“Astrology can’t be real, because there is no known mechanism in physics to explain planetary influence at astronomical distances.” That’s the general rebuttal offered by skeptics and scientists to any claim of validity for astrology. However, a recent scientific paper suggests that perhaps there is a way for the position of the planets to affect us.
CERN researcher Konstantin Zioutas, of the University of Patras in Greece, and co-author Edward Valachovic were inspired to do their research by a previous investigation that concluded that streaming “invisible massive matter” gravitationally focused by the planets are the cause of persisting anomalies of solar activity and ionization of the Earth’s ionosphere – a result that was “not expected within known physics”.
Zioutas and Valachovic decided to extend this research, and see if this “invisible streaming matter” might also have an effect on humans.

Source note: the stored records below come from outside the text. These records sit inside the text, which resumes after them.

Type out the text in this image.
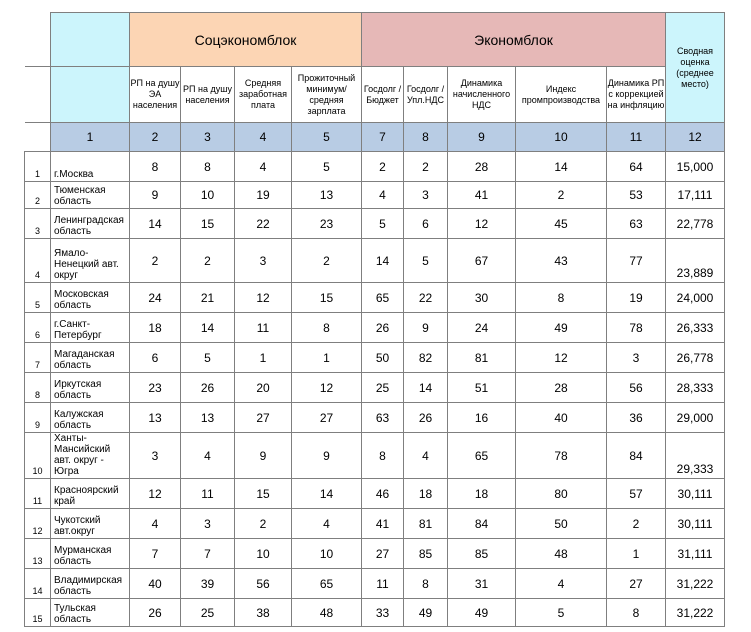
		Соцэкономблок				Экономблок					Сводная оценка (среднее место)
		РП на душу ЭА населения	РП на душу населения	Средняя заработная плата	Прожиточный минимум/ средняя зарплата	Госдолг / Бюджет	Госдолг / Упл.НДС	Динамика начисленного НДС	Индекс промпроизводства	Динамика РП с коррекцией на инфляцию	
	1	2	3	4	5	7	8	9	10	11	12
1	г.Москва	8	8	4	5	2	2	28	14	64	15,000
2	Тюменская область	9	10	19	13	4	3	41	2	53	17,111
3	Ленинградская область	14	15	22	23	5	6	12	45	63	22,778
4	Ямало-Ненецкий авт. округ	2	2	3	2	14	5	67	43	77	23,889
5	Московская область	24	21	12	15	65	22	30	8	19	24,000
6	г.Санкт-Петербург	18	14	11	8	26	9	24	49	78	26,333
7	Магаданская область	6	5	1	1	50	82	81	12	3	26,778
8	Иркутская область	23	26	20	12	25	14	51	28	56	28,333
9	Калужская область	13	13	27	27	63	26	16	40	36	29,000
10	Ханты-Мансийский авт. округ - Югра	3	4	9	9	8	4	65	78	84	29,333
11	Красноярский край	12	11	15	14	46	18	18	80	57	30,111
12	Чукотский авт.округ	4	3	2	4	41	81	84	50	2	30,111
13	Мурманская область	7	7	10	10	27	85	85	48	1	31,111
14	Владимирская область	40	39	56	65	11	8	31	4	27	31,222
15	Тульская область	26	25	38	48	33	49	49	5	8	31,222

To do so, they set out to investigate “whether planetary correlations exist also in medical data”, and started out with an analysis of detailed statistical data sets recording the appearance rate of melanoma.

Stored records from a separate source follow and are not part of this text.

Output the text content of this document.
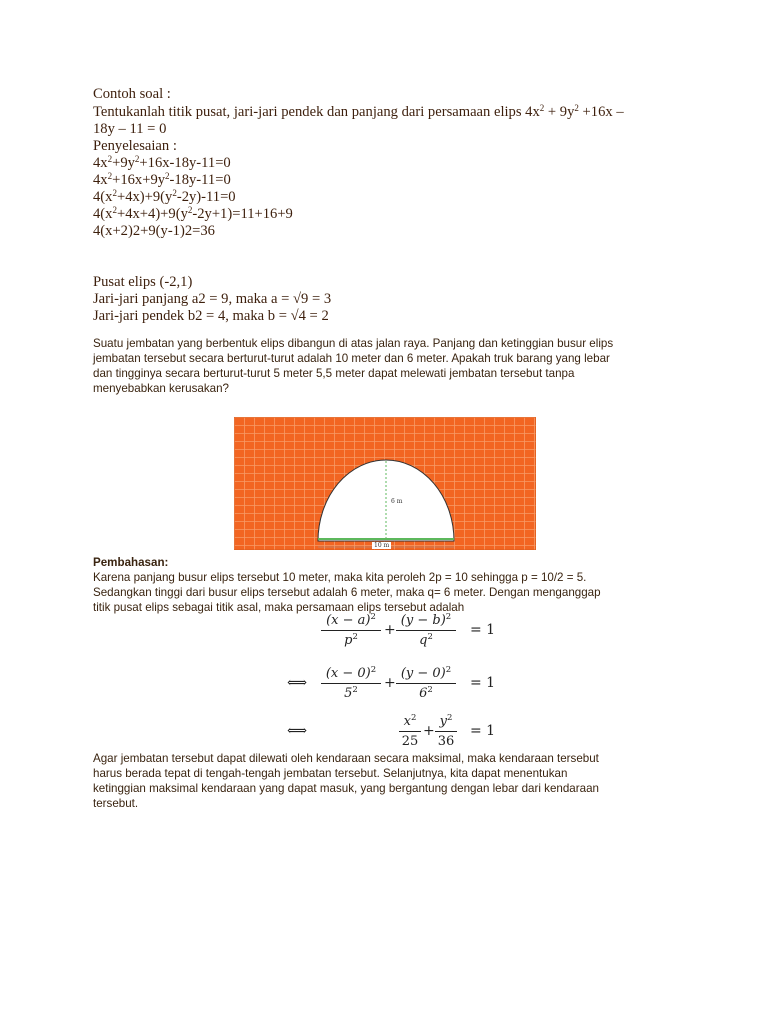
Contoh soal :
Tentukanlah titik pusat, jari-jari pendek dan panjang dari persamaan elips $4x^2 + 9y^2 +16x$ –
18y – 11 = 0
Penyelesaian :
$4x^2+9y^2+16x-18y-11=0$
$4x^2+16x+9y^2-18y-11=0$
$4(x^2+4x)+9(y^2-2y)-11=0$
$4(x^2+4x+4)+9(y^2-2y+1)=11+16+9$
4(x+2)2+9(y-1)2=36
Pusat elips (-2,1)
Jari-jari panjang a2 = 9, maka a = √9 = 3
Jari-jari pendek b2 = 4, maka b = √4 = 2
Suatu jembatan yang berbentuk elips dibangun di atas jalan raya. Panjang dan ketinggian busur elips
jembatan tersebut secara berturut-turut adalah 10 meter dan 6 meter. Apakah truk barang yang lebar
dan tingginya secara berturut-turut 5 meter 5,5 meter dapat melewati jembatan tersebut tanpa
menyebabkan kerusakan?
6 m
10 m
Pembahasan:
Karena panjang busur elips tersebut 10 meter, maka kita peroleh 2p = 10 sehingga p = 10/2 = 5.
Sedangkan tinggi dari busur elips tersebut adalah 6 meter, maka q= 6 meter. Dengan menganggap
titik pusat elips sebagai titik asal, maka persamaan elips tersebut adalah
$(x - a)^2$
$p^2$	+
$(y - b)^2$
$q^2$	= 1
⟺
$(x - 0)^2$
$5^2$	+
$(y - 0)^2$
$6^2$	= 1
⟺
$x^2$
25
+
$y^2$
36
= 1
Agar jembatan tersebut dapat dilewati oleh kendaraan secara maksimal, maka kendaraan tersebut
harus berada tepat di tengah-tengah jembatan tersebut. Selanjutnya, kita dapat menentukan
ketinggian maksimal kendaraan yang dapat masuk, yang bergantung dengan lebar dari kendaraan
tersebut.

Following an analysis of monthly melanoma rates in USA for the period 1973 – 2011, they concluded in their paper “Planetary Dependence of Melanoma” that “a planetary relationship in medicine is observed for the first time”, at a statistical significance “well above 5 sigmas”:
Streaming invisible matter from the dark sector, whose flux can be occasionally enhanced towards the Earth via planetary gravitational focusing, and, even much stronger by the Sun, it may be the explanation for 1-10% of melanoma diagnoses. The derived shortest melanoma periodicity of about 87.5 days points in its own right at a short latency period of about few months. Contrariwise, the present findings strengthen the previous physics claim of streams of invisible matter.
In particular, they correlate this planetary effect to one of the inner planets, Mercury, due to the correlation between the melanoma periodicity they uncovered in the statistical data set with the orbital period (88 days) of the closest planet to the Sun.

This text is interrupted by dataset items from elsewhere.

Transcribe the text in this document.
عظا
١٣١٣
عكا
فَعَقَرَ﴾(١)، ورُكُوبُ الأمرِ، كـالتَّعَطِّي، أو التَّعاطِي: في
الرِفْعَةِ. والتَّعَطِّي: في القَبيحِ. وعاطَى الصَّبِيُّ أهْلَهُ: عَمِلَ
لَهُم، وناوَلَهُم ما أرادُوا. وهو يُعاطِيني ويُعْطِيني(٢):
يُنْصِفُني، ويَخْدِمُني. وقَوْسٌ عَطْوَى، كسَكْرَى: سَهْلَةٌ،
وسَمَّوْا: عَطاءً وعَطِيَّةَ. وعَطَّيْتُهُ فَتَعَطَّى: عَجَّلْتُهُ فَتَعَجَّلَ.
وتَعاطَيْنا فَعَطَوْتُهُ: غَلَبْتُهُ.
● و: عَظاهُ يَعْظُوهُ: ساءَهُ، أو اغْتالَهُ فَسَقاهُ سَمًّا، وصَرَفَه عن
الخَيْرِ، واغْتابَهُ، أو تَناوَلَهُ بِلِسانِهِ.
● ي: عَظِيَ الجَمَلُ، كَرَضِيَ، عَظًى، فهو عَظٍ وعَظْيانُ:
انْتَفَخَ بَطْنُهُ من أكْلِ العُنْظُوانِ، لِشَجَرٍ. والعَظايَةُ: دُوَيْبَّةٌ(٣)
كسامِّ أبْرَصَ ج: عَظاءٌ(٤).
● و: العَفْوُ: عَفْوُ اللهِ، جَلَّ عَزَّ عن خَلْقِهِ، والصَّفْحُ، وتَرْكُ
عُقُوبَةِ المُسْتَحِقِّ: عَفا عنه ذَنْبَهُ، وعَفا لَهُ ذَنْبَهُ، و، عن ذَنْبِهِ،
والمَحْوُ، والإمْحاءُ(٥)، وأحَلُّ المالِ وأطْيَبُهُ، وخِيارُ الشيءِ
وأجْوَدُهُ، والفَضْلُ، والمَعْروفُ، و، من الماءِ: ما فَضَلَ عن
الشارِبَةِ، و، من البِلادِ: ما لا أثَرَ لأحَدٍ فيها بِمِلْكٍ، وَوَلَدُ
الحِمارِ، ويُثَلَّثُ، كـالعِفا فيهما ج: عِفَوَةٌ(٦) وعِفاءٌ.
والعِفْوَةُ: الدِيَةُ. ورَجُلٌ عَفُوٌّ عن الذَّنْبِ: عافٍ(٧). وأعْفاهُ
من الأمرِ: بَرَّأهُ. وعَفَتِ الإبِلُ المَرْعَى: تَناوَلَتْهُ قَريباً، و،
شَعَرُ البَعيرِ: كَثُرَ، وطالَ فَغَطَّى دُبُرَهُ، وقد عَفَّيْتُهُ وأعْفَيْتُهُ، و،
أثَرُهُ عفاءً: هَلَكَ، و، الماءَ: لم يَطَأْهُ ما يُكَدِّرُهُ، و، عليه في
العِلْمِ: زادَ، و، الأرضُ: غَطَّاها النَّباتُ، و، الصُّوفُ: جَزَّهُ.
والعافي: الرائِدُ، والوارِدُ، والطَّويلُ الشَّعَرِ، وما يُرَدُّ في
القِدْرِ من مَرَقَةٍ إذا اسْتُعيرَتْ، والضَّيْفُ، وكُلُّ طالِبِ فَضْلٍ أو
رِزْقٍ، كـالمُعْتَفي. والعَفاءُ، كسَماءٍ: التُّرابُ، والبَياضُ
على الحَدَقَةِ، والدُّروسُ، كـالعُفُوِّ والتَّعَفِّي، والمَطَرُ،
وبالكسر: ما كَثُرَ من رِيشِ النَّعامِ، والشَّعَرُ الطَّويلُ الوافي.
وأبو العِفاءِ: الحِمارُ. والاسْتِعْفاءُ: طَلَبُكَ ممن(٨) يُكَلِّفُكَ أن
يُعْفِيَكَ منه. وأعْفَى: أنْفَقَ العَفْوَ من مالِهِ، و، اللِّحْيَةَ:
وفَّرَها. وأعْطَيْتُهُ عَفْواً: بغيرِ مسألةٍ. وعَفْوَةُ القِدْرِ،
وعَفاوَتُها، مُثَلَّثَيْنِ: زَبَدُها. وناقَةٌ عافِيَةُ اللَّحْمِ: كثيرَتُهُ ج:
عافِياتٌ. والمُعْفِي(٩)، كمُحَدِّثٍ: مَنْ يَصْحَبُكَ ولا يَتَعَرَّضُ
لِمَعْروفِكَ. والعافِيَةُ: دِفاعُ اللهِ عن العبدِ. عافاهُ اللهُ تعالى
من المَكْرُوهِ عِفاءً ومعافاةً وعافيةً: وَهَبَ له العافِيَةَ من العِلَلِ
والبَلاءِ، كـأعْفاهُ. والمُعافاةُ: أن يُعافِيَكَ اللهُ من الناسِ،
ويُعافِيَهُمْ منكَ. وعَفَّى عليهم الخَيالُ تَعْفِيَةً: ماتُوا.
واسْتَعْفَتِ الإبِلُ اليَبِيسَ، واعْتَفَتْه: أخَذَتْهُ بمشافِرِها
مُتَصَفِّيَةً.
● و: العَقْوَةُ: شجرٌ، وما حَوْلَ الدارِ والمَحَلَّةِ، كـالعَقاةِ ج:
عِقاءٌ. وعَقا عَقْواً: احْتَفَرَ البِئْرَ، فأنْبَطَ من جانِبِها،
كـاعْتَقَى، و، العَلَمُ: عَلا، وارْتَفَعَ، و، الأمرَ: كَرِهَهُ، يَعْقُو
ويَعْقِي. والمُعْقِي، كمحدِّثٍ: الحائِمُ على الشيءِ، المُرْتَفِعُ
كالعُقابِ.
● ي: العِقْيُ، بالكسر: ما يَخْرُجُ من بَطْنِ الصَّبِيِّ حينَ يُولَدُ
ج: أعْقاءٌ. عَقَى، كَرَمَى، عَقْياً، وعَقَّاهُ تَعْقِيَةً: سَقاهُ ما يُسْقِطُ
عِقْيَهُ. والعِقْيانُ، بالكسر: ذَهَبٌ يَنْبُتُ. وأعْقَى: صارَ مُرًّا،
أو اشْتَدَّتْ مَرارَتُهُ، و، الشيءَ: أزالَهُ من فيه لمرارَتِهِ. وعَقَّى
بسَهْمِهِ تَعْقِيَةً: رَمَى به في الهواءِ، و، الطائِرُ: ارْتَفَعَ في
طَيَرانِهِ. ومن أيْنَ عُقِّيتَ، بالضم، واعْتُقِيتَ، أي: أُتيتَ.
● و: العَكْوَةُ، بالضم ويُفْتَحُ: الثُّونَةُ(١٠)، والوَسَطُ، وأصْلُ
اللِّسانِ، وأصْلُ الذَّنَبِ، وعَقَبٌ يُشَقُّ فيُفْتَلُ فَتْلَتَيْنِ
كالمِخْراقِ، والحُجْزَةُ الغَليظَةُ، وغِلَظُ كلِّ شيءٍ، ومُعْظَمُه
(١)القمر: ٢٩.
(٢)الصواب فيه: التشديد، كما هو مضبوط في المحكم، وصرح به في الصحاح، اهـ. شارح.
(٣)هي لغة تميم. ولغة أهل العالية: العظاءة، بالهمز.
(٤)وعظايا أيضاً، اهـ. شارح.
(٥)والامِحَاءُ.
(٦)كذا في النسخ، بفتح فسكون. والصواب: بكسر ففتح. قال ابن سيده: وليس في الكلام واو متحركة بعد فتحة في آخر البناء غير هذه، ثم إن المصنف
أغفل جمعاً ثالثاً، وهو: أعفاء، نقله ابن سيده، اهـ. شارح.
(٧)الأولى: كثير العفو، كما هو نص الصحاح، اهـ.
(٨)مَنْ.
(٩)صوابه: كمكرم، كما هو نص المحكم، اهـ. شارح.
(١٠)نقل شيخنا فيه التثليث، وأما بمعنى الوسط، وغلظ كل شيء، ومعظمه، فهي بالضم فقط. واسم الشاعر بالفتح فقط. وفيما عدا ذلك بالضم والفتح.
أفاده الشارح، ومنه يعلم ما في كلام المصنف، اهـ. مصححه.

They hypothesise that the position of Mercury might result in “an occasionally gravitationally enhanced flux of streams of invisible massive matter” which “interacts with the human body, surpassing a certain threshold”, giving rise to melanoma.
Is the research valid? To be honest, I can’t tell. The paper is very difficult to read – perhaps due to a combination of specialist scientific terminology, and possibly translation from a foreign language? Perhaps, as a layman, I am just missing the expertise needed to understand their procedures and analysis (I welcome comments from those with more knowledge). But it did feel to me a bit like a case of fitting data to a hypothesis…looking for correlations, and finding confirmation where you can (e.g. why, and how, did they decide on the correlation being with 1 to 10% of melanoma cases?)
If the science is genuine, however, it could be more important than simply being ‘supportive of astrology’ – perhaps it could offer a window into unknown causes of human health problems, and offer ways of mitigating or eliminating the risk of suffering from them in future.